Both monetary theory and social contract theory consider a hypothetical situation (a model) in which people in a society come together and collectively agree on some social institution. I have argued that both social contract theorists and monetary theorists use these hypotheticals to draw normative conclusions about what types of institutions are preferable. However, part of monetary theory is also concerned with the positive (i.e., not normative) question “Where does money come from?” In a similar way, part of social contract theory is concerned with the positive question “Where does the state come from?”
In both cases, economists and philosophers engage in a strange form of positive analysis. The reasoning is not what most people think of when they think of positive science. The economists and philosophers are not doing historical work about how money emerged or about how political groups emerged. Instead, when they ask, “Where does X come from?”, they mean, “What are the underlying forces that gave rise to X?” That is a positive question with positive answers. It does not depend on what the economist or philosopher considers good.
While it may not be the standard way to view social contract theory, Gordon Tullock viewed his classic The Calculus of Consent, the genesis of social contract theory within economics, as positive economics. This is in contrast to how James Buchanan viewed the same project, as discussed by Brian Kogelmann. For Tullock, The Calculus of Consent was part of the “theory of candidates and parties.” By considering a hypothetical situation in which people have to come to some agreement, Tullock gained insight into how actual candidates and parties behave. It is not necessary that no such hypothetical situation existed or will ever exist. The thought experiment isolates the fundamental forces that give rise to political behavior.
The classic works on the origins of money use the same tool of analysis. Consider Carl Menger’s famous paper “On the Origins of Money.” Menger generates the simplest model possible to illustrate the fundamental forces that give rise to money, starting with the problem of the double coincidence of wants:
Even in the relatively simple and so often recurring case, where an economic unit, A, requires a commodity possessed by B, and B requires one possessed by C, while C wants one that is owned by A — even here, under a rule of mere barter, the exchange of the goods in question would as a rule be of necessity left undone.

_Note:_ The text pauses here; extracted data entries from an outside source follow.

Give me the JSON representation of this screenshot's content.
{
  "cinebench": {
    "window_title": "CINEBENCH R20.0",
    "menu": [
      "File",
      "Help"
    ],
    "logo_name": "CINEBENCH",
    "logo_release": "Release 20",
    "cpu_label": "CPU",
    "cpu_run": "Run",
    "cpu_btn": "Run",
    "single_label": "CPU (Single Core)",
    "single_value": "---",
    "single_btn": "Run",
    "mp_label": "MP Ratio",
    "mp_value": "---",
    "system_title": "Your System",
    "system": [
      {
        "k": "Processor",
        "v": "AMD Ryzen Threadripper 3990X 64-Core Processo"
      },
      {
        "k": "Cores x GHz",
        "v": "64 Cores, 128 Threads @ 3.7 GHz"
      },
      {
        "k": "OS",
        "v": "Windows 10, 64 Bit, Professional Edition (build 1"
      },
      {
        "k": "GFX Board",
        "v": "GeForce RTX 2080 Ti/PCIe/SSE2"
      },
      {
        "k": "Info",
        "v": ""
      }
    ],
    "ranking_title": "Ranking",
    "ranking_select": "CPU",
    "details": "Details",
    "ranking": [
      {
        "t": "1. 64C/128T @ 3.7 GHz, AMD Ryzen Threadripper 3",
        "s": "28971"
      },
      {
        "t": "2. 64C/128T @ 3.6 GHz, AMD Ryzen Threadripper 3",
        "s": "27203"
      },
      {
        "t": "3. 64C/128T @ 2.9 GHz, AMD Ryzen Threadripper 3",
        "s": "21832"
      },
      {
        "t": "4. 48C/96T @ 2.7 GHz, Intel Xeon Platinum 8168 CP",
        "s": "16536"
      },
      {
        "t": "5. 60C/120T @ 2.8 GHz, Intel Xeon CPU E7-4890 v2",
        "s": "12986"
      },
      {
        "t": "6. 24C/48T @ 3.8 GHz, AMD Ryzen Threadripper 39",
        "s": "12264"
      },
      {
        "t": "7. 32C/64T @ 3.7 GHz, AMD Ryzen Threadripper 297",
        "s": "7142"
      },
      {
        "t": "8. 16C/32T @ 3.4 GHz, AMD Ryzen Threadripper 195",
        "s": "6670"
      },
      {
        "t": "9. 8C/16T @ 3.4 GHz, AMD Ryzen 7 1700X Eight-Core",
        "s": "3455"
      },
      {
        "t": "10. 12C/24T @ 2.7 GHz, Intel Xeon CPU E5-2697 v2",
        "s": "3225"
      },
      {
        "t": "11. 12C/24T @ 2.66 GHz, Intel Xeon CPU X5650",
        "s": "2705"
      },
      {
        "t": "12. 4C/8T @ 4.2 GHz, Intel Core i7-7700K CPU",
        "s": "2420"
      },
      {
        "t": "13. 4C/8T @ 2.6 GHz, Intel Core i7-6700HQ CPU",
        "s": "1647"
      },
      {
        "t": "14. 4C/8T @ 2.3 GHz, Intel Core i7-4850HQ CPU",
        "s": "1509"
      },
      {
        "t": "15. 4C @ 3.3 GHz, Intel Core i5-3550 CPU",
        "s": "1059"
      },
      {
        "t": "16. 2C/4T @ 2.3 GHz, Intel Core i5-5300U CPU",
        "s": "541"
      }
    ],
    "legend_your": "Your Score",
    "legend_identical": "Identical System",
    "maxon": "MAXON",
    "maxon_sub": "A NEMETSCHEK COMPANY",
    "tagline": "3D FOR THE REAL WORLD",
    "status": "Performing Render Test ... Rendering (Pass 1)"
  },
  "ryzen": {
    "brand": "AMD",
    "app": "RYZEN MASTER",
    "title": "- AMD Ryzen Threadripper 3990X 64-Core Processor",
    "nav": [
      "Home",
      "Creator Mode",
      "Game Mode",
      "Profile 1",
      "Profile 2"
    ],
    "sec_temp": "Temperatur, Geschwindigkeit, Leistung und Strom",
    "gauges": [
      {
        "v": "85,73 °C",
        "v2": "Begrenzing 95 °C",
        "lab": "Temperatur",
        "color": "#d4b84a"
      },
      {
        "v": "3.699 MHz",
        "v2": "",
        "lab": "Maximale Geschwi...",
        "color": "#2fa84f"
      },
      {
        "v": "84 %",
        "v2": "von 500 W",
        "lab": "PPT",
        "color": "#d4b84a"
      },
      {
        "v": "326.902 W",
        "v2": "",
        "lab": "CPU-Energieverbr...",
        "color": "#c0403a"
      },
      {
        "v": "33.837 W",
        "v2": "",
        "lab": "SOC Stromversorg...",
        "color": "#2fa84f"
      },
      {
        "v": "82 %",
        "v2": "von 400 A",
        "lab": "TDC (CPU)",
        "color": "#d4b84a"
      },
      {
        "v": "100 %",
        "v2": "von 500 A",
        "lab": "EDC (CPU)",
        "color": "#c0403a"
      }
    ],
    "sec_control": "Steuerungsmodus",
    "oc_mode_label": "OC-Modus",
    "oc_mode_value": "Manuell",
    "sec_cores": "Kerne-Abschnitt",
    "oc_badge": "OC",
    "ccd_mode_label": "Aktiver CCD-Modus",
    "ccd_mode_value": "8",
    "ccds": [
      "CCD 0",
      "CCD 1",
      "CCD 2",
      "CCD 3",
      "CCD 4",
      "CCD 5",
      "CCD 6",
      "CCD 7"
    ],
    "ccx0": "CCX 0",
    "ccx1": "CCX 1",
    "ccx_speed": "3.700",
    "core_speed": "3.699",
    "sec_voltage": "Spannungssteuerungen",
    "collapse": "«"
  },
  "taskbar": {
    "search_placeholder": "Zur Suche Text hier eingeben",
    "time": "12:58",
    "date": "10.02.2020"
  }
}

I would bet that Menger did not think that in some historic past three people — A, B, and C — existed and ran into this particular situation and invented money. Even if Menger did think that, other people should not. The model should not be used to make historical claims. It can make positive claims about how the world works. Modern monetary theory uses more-complex models to learn about the same sorts of mechanisms.
I keep calling this move strange, and it is strange to non-economists. It does not fall into simple conceptions of doing science and has led to some serious confusion over what Menger and Adam Smith before him were actually arguing. To avoid such pitfalls, economists need to be precise about their form of reasoning and non-economists need to understand how economists use models for different purposes.